THE television series Egypt, and its accompanying book by Liverpool academic Joyce Tyldesley, show the colourful characters who rediscovered the ancient world.
IT IS hard to believe the world of ancient Egypt lay mostly hidden and almost forgotten for 2,000 years after the last Pharaoh ruled.
"Nobody went south of Cairo as it was regarded as highly dangerous to do so," says Dr Joyce Tyldesley, of Liverpool University's School of Archaeology, Classics and Egyptology.
"Then Napoleon's invasion of Egypt in 1798 opened western eyes and sparked a huge interest in the country's ancient civilisations.
"Stories of lost treasure and mummies gripped the public's imagination and the world became obsessed with everything Egyptian. Explorers and collectors, the 'Indiana Joneses' of their day, searching for Egyptian artefacts produced some of the first Egyptologists and a new area of scientific study."
Having spent her working life studying Egyptology, Dr Tyldesley, a Liverpool graduate, became increasingly fascinated by the men and women who rediscovered and defined ancient Egypt for us.

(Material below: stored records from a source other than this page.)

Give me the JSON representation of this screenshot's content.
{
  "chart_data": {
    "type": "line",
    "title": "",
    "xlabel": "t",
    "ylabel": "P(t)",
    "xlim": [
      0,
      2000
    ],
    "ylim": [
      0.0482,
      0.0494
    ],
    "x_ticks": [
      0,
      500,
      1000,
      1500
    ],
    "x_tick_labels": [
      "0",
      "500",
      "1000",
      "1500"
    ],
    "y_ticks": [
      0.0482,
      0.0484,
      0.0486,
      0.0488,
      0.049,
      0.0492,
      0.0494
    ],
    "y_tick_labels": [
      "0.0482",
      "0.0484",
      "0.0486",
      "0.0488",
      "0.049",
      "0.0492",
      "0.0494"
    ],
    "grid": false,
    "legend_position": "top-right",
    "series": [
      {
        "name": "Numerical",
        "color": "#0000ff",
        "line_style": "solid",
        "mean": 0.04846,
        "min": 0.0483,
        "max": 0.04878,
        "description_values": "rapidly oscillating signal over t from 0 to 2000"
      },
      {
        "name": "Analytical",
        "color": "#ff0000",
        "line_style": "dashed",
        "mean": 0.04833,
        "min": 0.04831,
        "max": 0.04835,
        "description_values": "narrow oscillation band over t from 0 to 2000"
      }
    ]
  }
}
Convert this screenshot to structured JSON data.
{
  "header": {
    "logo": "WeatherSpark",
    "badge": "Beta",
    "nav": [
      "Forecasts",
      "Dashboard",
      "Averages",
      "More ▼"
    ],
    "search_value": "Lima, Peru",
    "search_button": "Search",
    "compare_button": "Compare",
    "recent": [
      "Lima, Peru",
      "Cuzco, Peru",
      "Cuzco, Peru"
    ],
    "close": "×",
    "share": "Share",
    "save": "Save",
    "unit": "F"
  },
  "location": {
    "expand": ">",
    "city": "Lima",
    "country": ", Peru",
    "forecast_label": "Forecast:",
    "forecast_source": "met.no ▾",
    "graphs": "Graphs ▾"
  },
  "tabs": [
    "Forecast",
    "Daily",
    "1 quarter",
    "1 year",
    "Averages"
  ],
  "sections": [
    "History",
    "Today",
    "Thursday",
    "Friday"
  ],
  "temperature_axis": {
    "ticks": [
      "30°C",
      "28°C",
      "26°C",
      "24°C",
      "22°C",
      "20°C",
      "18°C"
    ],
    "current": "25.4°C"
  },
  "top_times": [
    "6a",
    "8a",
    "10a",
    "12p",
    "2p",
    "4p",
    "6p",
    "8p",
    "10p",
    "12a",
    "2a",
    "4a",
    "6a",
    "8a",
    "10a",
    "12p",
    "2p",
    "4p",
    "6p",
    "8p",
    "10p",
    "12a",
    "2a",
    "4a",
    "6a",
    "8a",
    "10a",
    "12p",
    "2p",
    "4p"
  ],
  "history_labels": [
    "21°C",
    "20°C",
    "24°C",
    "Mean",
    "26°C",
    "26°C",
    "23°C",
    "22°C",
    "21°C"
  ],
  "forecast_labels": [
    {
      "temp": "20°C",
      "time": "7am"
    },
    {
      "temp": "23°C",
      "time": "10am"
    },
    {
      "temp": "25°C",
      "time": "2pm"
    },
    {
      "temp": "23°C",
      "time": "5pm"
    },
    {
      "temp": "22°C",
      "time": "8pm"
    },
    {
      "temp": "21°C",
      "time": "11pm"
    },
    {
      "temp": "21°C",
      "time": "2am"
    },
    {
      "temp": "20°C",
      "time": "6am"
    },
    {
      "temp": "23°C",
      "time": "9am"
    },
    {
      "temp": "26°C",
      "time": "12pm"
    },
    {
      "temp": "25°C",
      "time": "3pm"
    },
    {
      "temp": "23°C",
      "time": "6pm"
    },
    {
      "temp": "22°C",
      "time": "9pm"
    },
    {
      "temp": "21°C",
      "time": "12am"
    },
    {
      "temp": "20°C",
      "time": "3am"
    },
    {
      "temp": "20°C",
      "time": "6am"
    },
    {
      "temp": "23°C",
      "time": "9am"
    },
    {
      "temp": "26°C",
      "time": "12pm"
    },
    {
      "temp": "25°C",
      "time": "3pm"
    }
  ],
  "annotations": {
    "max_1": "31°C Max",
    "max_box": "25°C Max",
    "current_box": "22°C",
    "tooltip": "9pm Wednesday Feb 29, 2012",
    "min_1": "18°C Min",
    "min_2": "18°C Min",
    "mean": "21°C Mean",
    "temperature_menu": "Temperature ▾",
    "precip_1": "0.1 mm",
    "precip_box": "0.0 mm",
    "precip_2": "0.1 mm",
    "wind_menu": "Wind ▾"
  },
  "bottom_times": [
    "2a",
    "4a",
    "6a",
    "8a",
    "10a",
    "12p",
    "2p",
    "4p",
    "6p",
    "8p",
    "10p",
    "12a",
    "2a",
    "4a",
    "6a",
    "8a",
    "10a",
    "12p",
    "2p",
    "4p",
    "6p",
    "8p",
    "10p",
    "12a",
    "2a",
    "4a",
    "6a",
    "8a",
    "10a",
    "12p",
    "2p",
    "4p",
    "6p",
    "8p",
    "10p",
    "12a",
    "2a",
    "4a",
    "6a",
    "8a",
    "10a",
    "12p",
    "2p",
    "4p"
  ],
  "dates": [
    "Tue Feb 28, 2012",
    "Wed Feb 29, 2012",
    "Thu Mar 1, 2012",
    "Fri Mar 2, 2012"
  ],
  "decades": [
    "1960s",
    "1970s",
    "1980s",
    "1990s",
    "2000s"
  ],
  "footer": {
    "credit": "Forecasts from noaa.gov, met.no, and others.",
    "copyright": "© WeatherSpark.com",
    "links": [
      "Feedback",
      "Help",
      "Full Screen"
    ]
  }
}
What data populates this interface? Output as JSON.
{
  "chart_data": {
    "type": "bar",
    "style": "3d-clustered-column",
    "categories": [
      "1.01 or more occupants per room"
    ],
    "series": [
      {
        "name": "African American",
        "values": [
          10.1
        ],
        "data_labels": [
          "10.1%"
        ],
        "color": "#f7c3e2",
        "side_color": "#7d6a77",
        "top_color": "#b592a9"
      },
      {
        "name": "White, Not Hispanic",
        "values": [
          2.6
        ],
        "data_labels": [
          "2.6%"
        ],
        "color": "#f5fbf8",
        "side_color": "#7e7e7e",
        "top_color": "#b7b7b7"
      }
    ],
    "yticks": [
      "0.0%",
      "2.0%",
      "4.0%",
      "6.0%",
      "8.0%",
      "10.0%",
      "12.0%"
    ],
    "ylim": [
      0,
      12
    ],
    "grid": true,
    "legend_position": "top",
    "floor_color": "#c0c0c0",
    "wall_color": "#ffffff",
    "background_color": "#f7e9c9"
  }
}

"I was intrigued more and more by the history of Egyptology and the fascinating characters and their motivations who brought the subject to the modern world's attention."
Her book, Egypt, How a Lost Civilisation was Rediscovered, accompanies the BBC television drama documentary series. It covers 3,000 years of the history of Egyptology, from the end of the Dynastic age to the present.
The book begins with little known Egyptians who investigated their country's ancient monuments and includes famous archaeologists such as Howard Carter (sponsored by Lord Carnarvon), who uncovered the resting place of the boy pharaoh, Tutankhamun.